Developing an image

Canton: A female developer is earning the respect of her peers with her townhouse project in a booming area of Baltimore.

May 13, 2001|By Robert Nusgart | Robert Nusgart,SUN REAL ESTATE EDITOR

Pat Massey stood outside the Montford Bar, across the street from a fenced-off pile of rubble that just a week ago was a derelict 1950s Canton warehouse.

With architect's renderings and a site plan leaning against the Formstone of the bar, it didn't take long for one of the locals to walk up, seize the moment and begin interrogating her.

"Whatcha putting up there?"

"It's about time they did something with that corner."

"Is it going to block the view?"

"How much?"

The man with the size and face resembling Ravens defensive tackle Tony Siragusa gives her a 20-minute history of the intersection of Essex Street and Montford Avenue and then bids adieu, satisfied with what the future would bring on the block.

If Massey, with her soothing and engaging voice, wasn't the developer of the project, she could easily act as the salesperson just by putting up a lemonade stand and handing out fliers.

It didn't take long for Massey to be subjected to another pair of pop quizzes by several employees of Big Bang Products, a company that makes sports and leisure paraphernalia. The company is housed in its recently rehabbed building on Essex Street, facing what will be Canton's latest townhouse project to break ground.

Cambridge Walk is Pat Massey's pet project.
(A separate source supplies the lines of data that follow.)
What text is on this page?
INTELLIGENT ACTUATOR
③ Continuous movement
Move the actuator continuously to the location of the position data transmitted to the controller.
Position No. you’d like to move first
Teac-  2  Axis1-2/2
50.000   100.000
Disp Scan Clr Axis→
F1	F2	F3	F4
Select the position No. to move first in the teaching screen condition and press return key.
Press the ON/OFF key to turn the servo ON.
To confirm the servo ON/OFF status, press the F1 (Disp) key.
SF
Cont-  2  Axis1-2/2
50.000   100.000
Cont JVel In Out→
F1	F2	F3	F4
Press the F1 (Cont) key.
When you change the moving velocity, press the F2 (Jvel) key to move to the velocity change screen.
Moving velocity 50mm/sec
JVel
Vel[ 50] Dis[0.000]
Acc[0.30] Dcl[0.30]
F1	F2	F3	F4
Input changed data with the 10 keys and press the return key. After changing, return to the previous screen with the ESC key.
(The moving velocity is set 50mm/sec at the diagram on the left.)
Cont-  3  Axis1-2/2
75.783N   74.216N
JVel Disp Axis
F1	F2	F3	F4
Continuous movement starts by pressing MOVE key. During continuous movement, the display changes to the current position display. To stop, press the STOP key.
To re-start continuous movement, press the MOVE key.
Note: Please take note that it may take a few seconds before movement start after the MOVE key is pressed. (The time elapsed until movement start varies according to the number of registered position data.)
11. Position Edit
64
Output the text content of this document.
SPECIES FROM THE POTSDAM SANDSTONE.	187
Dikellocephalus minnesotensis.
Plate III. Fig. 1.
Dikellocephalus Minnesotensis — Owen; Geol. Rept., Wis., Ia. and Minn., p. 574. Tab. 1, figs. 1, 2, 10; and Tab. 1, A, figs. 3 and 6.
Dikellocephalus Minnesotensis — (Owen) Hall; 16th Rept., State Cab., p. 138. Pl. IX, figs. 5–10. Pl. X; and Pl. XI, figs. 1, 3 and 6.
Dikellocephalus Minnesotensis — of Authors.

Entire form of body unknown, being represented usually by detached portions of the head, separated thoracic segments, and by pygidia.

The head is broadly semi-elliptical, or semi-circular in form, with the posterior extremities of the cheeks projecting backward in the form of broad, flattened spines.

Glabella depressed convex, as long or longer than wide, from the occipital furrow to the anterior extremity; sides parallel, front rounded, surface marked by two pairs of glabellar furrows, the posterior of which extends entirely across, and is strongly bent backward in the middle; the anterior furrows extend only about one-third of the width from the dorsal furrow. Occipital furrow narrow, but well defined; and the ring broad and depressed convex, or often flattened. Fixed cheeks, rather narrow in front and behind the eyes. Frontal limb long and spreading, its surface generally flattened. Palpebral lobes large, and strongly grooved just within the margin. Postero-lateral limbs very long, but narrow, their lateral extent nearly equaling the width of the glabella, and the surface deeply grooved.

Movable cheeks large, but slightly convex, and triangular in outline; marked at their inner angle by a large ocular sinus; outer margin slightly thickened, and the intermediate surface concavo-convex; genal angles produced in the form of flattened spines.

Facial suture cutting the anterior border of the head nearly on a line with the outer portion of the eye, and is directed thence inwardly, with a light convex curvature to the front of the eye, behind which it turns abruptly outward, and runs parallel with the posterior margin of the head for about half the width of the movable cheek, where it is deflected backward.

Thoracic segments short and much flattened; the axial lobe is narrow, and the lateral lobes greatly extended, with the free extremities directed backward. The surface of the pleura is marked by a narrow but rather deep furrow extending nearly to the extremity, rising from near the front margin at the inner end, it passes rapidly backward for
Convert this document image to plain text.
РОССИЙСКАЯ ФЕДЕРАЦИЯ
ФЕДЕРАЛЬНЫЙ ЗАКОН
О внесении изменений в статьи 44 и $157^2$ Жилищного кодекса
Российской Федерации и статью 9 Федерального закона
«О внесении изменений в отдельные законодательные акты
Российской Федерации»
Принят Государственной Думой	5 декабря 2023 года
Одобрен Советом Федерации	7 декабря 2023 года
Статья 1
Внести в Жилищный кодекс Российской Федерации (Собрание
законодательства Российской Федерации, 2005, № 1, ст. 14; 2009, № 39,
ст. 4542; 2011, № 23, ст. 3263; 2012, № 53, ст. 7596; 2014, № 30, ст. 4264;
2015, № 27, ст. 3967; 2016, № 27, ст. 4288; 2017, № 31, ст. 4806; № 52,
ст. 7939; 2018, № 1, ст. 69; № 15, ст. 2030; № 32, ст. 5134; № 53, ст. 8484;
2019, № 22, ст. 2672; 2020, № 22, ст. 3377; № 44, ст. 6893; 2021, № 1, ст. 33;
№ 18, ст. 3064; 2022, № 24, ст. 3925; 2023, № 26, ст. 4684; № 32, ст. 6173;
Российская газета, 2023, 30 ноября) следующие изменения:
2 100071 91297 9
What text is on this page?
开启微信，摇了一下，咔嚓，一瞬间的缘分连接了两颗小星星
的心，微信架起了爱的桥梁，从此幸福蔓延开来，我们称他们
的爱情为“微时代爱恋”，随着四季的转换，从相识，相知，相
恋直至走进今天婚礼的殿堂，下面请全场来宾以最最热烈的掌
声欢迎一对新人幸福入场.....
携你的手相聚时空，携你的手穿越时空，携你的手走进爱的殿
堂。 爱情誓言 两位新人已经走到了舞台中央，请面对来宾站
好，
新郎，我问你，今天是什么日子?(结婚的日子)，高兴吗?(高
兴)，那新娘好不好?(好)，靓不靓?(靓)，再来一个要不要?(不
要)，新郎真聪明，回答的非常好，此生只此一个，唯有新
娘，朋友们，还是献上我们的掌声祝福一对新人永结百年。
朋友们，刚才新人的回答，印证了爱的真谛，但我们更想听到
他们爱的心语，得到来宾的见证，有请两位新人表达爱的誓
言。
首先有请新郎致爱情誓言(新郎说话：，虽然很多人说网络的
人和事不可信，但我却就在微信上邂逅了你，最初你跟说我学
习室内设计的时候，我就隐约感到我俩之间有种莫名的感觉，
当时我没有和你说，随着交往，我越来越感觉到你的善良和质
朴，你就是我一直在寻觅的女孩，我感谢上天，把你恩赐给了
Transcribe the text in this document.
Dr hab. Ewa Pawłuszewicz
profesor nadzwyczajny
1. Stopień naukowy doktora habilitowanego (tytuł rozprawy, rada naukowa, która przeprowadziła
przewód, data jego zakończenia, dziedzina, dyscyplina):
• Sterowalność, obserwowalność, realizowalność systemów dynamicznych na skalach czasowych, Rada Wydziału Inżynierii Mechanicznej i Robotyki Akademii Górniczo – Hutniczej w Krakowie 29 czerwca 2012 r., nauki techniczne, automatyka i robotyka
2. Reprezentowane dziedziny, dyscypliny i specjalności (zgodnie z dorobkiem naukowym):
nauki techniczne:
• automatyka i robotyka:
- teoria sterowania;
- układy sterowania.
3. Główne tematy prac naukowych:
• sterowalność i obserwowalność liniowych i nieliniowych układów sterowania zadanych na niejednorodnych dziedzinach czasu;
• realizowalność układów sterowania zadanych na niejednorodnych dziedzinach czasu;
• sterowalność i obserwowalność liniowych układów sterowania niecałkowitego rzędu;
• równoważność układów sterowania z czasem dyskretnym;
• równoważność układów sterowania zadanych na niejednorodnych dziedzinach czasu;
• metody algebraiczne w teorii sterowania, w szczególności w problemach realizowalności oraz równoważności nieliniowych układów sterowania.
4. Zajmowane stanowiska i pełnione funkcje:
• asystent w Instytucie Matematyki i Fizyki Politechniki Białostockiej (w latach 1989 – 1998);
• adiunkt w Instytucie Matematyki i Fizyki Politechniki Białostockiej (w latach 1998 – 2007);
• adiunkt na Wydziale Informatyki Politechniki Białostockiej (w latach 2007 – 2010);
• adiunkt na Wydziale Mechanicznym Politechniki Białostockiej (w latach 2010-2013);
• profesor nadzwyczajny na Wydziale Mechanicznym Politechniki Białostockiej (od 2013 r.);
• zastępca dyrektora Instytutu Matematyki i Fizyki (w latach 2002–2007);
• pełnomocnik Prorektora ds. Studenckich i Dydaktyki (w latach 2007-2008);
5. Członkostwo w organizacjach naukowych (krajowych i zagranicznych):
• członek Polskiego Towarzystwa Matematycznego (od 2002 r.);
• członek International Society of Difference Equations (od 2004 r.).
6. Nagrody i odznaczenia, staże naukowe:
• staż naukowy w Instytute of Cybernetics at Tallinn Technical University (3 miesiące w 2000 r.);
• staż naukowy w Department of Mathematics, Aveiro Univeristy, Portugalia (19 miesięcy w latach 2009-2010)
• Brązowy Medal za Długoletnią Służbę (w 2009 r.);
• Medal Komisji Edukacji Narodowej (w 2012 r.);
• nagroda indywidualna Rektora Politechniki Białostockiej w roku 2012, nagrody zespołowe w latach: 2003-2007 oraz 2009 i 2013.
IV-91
Twenty two-car garage townhouses with prices starting at $289,000 are planned for the three-quarter-acre site she bought for $900,000 in October.

It's not unusual for townhouse projects to spring up in Canton. Cambridge Walk is the fourth in the past year, after Canton Gables, Canton Overlook and the recent sales center opening of the North Shore at Canton luxury pier townhouses.

Yet, while those other projects are being orchestrated primarily by men working in partnerships or corporations, Pat Massey is going it alone -- a woman working in a male-dominated field, doing the biggest project of her life. Her success or failure will be nothing but her own.

Massey is no novice. She worked in the city's housing department until 1986 and then ran the Baltimore Housing Partnership, a nonprofit organization, until 1995. After that, she worked two years for a developer before heading out on her own, creating Katia Development, named for her two daughters, Katie and Maria.

She has the knowledge. But she admits the question is: As a woman in her mid-50s embarking on a new venture, would she be taken seriously?

"It is very difficult," Massey said. "I think the obstacle for me is because it is a field dominated by men, you don't have access to the same kind of opportunities that guys do. They seem to talk among themselves, and the Realtors bring them deals.

"And unless you take yourself very seriously -- and I do -- the guys just don't. [They say,] `Oh, she's just a girl doing her thing. Dabbling.'

"I've been doing it for 25 years, so I am serious about it. It's my work.

"It's just remarkable to me that you just wouldn't get the same opportunity. But you just don't. It's just a fact of life. And once you accept it and don't take it personally, then you still learn to work around it. And you do find guys who recognize [your] ability and work with you."

Bill Cassidy is the manager of the Fells Point office for Long & Foster Real Estate Inc., which will be handling sales for Cambridge Walk. He's known Massey for several years and is convinced she has what it takes.

"She seems to get the respect because she comes prepared. She knows what she's talking about," said Cassidy. "Pat has been diligent. ... She cultivates and lets [the neighborhood] know what is going on. She is accessible and not sitting in some high-rise tower." But he adds, with caution, "Twenty is a sizable amount of houses."

The beginnings

"Before I started my business I met with people in town," Massey said. "[I] talked about if you were me and starting a business at my age, [in] obviously a competitive and risky business, what would you do? I got a few suggestions here and there.

"But I knew I wanted to do rehab in neighborhoods where people really wanted to live."

Massey started out doing single rehab projects here and there. Charles Village. Hampden. Penn-Lucy. Canton.

"I am always looking for the funky building that a lot of other people would say, `Nah.' I'm looking for the things that are really a challenge, where the answers are not easy and don't come easy -- where you really have to think about how this piece is going to fit into the puzzle," Massey said.

But making a living that way was getting old fast. It was time to build her business.

"I thought to myself, `I have to get to scale here. I need to do something that is more concentrated and that is more repetitive so that I can be more successful,'" she said.

She found a warehouse at Dillon and Streeper streets. She took that building down and put up eight townhouses -- called Dillon's Walk -- and while she was finishing that in 1999 she turned her eyes toward the old HB Fuller Building off Montford Avenue.